Reputation: 1987
I'm trying to use CoreAudio's MIDIPacketListAdd by doing this (on mac):
MIDIPacketListAdd(packetList, PACKETLIST_SIZE, currentPacket, mach_absolute_time, len, data);
I was thinking of calling the method multiple times before sending it out, so that my packetList will have > 1 packet in it. However when I do so the numPackets never increases, and what I am getting is packetList->packet[0] with the an ever increasing packet[0].data.
1) What's the correct way to use this method? I've looked at several examples, including the one from "Learning Core Audio" - they all seem to be sending just one packet.
2) Is there any performance improvement if I pack multiple packets in 1 packet list over sending 1 packet list with 1 packet multiple times?
Thanks, appreciate any help regarding this.
Edit for follow-up : Here's how I init the packet list
#define PACKETLIST_SIZE 512
- (void) initPacketList {
if (packetList) {
free(packetList);
packetList = NULL;
}
packetList = (MIDIPacketList *)malloc(PACKETLIST_SIZE * sizeof(char));
currentPacket = MIDIPacketListInit(packetList);
}
- (void) clearPacketList {
packetList->numPackets = 0;
currentPacket = MIDIPacketListInit(packetList);
}
- (void) addPacketToPacketList:(Byte*) data ofLength:(int) len {
NSLog(@"length %d", len);
//NSLog(@"%lld", mach_absolute_time());
currentPacket = MIDIPacketListAdd(packetList, PACKETLIST_SIZE, currentPacket, mach_absolute_time, len, data);
//if (!currentPacket) exit(1);
}
Upvotes: 0
Views: 1506
Reputation: 27994
The answer is in the documentation for MIDIPacketListAdd
.
Return Value
Returns null if there was not room in the packet for the event; otherwise returns a packet pointer which should be passed as curPacket in a subsequent call to this function.
So you probably want something like:
currentPacket = MIDIPacketListAdd(packetList, PACKETLIST_SIZE, currentPacket, mach_absolute_time, len, data);
Be sure to check if currentPacket
is NULL after each time.
Performance should be better if you put multiple packets in one packet list, since you're making fewer cross-process requests to the MIDI server, but honestly it's unlikely to be noticeable on a modern Mac.
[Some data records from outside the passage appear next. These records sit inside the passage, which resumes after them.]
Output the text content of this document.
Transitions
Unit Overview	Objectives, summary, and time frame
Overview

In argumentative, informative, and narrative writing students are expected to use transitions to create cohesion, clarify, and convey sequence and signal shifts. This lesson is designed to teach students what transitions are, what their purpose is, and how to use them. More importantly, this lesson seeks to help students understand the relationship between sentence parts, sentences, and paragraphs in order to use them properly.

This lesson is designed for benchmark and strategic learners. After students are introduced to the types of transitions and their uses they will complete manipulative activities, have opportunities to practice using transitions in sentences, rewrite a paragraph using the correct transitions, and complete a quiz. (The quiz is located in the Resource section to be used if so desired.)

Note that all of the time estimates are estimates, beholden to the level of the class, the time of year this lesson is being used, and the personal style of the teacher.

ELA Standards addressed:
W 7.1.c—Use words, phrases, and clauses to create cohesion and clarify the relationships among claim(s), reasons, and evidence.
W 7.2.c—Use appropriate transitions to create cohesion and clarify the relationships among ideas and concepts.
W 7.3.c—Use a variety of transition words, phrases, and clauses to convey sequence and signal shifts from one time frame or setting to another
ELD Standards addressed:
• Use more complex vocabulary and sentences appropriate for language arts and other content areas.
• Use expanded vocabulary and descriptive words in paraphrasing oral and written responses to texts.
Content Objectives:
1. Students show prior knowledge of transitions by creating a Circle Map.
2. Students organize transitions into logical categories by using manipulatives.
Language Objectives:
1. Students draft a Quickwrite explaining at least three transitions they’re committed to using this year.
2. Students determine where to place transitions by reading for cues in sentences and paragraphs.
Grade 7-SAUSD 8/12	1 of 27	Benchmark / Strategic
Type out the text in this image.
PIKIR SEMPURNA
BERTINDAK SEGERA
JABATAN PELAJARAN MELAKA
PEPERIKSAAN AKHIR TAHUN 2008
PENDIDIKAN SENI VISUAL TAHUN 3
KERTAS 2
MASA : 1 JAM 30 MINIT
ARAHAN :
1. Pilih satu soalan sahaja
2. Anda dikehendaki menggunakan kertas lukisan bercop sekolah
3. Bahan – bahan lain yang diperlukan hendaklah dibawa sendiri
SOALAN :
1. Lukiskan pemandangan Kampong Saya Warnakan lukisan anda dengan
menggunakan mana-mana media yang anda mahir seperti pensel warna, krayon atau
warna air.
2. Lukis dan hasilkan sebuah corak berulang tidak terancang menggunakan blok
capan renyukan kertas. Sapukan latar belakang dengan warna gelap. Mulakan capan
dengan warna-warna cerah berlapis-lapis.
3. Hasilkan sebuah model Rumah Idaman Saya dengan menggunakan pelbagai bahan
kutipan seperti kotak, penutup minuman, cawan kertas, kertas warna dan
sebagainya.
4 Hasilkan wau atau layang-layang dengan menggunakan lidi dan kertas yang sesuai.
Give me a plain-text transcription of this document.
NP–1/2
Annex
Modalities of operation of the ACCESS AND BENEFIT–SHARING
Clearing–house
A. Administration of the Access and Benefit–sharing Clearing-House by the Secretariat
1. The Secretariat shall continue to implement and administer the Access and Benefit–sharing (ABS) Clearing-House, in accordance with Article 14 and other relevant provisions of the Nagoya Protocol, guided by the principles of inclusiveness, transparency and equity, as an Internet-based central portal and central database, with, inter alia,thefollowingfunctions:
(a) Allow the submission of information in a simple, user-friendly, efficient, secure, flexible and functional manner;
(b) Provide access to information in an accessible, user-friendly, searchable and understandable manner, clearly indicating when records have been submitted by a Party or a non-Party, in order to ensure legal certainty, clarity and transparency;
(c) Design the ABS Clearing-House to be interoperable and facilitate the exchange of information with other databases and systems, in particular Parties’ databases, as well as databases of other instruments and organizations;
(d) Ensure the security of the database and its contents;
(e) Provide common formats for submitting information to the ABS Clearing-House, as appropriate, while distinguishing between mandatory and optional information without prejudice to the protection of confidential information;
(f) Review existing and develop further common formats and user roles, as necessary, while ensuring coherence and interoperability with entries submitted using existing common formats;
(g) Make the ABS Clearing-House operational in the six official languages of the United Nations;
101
Edit: here's what you're doing wrong.
packetList = (MIDIPacketList *)malloc(PACKETLIST_SIZE * sizeof(char));
sizeof(char)
is always 1 in the C language, by definition. malloc(PACKETLIST_SIZE)
is all you need.
currentPacket = MIDIPacketListAdd(packetList, PACKETLIST_SIZE, currentPacket, mach_absolute_time, len, data);
This gave me a compiler warning, because you are passing the address of the mach_absolute_time
function, not calling the function. You meant:
currentPacket = MIDIPacketListAdd(packetList, PACKETLIST_SIZE, currentPacket, mach_absolute_time(), len, data);
Once I did that, I saw packetList->numPackets
increase as expected.
However, note two things:
If you want to send the MIDI data immediately, just provide a timestamp of 0
.
If you call MIDIPacketListAdd
with the same timestamp as the previous call, then it just concatenates your data to the previous packet. You will see packetList->numPackets
and currentPacket
stay the same, but currentPacket->length
will increase.
That's why you didn't see packetList->numPackets
increase: the address of mach_absolute_time
is a constant, so your "timestamp" was the same every time.